Gamma spectroscopy involves analyzing the energy spectrum of gamma rays emitted by targeted atoms present in the sample to be identified. It uses detectors to capture and measure these gamma rays, producing detailed information about the levels of radioactivity present in a sample and its composition. The commonly available detectors are high-purity germanium (HPGe) gamma spectrometer, LaBr3 gamma spectrometer, and NaI (Tl) gamma spectrometer of which semiconductor-based HPGe’s are the most advanced types due to their extensive range of energies and are used for a variety of applications. However, cryogenic cooling is required for such semiconductor-based detectors and two options are available, the first option cooling via standard liquid Nitrogen and the second method by integrated electro-mechanical cryocoolers (ICS). This liquid Nitrogen-free ICS employs the latest generation technology and is now available in two versions, the ICS-E model and the ICS-P4 PopTop model. Both ICS models are highly reliable, have low maintenance, and are mechanically cooled; however, the proposed ICS-P4 PopTop model has better compatibility is portable, and can deliver superior performance in executing transformative multi-disciplinary research.
This state-of-the-art Spectrometer enables us to study transport processes in syncytia: A syncytium, or a multinucleated tissue sharing a cytoplasm, requires various transport pathways (both active and passive) to allow for RNA, protein, and other biological molecules to move throughout the structure. Skeletal muscle, cardiac muscle, smooth muscle, syncytiotrophoblast in placenta, and fungi in yeast are examples of syncytium. At MU, research is skeletal muscle engineering. In skeletal muscle, the localizations, mechanisms of transport, and roles of these localized pools of RNA, protein, and other biological molecules throughout the structure of syncytium are yet to be elucidated (Pinheiro et al, 2021; Danes et al, 2021, Bagley et al, 2023).
Several techniques have been utilized to assess the localizations of RNA, protein, and other biological molecules (immunolabeling, fluorescence reporter tagging, in-situ hybridization, and single-cell sequencing). However, several of these techniques cannot be utilized in a real-time fashion, such as in-situ hybridization utilized by both Pinheiro et al, 2021 and Danes et al, 2021, in which only a snapshot is visualized using fixed, permeabilized fibers. Techniques such as the MS2 system, as utilized by Danes et al, 2021, allow for live cell RNA dynamics to be assessed. However, it requires genetic manipulation, with high costs and technical demands. Dyes that label RNA such as SytoRNA Select allow for labeling of RNA in real time. However, the specificity of this labeling and the signal-to-noise ratio is limited as it can also bind to DNA.
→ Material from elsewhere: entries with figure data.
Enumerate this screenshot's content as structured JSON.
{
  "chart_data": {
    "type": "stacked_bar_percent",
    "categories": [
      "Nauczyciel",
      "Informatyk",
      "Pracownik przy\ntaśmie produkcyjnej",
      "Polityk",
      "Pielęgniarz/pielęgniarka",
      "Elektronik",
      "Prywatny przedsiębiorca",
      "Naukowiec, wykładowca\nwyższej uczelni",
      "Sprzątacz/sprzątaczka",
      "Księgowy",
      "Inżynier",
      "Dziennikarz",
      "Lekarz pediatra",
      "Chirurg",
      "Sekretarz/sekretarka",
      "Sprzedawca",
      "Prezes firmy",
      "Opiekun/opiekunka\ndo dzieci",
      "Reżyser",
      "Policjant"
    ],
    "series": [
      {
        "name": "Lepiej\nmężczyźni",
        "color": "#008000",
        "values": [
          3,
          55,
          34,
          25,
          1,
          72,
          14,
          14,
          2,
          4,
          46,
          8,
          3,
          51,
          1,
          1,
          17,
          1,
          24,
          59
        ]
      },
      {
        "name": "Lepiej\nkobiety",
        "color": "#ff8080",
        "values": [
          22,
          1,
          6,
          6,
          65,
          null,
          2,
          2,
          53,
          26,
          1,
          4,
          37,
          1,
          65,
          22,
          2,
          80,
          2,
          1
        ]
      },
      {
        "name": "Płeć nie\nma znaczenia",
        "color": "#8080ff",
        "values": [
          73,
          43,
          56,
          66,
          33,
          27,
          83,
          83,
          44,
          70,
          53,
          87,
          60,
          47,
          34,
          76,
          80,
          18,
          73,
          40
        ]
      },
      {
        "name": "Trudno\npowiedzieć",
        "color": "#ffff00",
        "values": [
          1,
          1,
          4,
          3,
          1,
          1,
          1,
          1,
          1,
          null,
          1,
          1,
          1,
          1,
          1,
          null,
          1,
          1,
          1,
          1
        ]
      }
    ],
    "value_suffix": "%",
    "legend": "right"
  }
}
We propose to utilize radioactively labeled amino acids (such as 3H-Leucine), and ³²P and ³²S nucleotides to assess the spatial distribution of proteins and RNA in syncytium (i.e. skeletal muscle) to characterize transport processes. Specifically, we will elucidate the mechanisms of transport as skeletal muscle precursor cells (C2C12 cells, a murine model of myoblasts) fuse to form multinucleated myotubes. We will be measuring the uptake of these radionuclides using the gamma-ray spectrometer (HPGe-ICS P4). We will extend this work by characterizing the impact of proteins in various pathways (such as YAP/TAZ in Hippo pathway, and microtubules) by genetic and pharmacological manipulations. Furthermore, we will assess how estrogen and other hormones impact this process through radiolabeling of estrogen and other hormones  [18F]-fluoroestradiol ([18F]-F-FES).
This research will be further expanded to look at the impact of transport processes in a bacterial biofilm. Staphylococcus epidermidis is susceptible to the antibiotic vancomycin in a planktonic state. However, in a biofilm, 75% of these bacteria are resistant to the same antibiotic.  The transport mechanisms in this biofilm are still being elucidated. We will further examine this mechanism by utilizing radioactive labeling.  This resistance mechanism will be further elucidated using [18F]-fluorodeoxyglucose ([18F]-FDG),[18F]-fluoroestradiol ([18F]-F-FES),  radioactively labeled amino acids (such as 3H-Leucine), and ³²P and ³²S nucleotides in bacterial biofilms.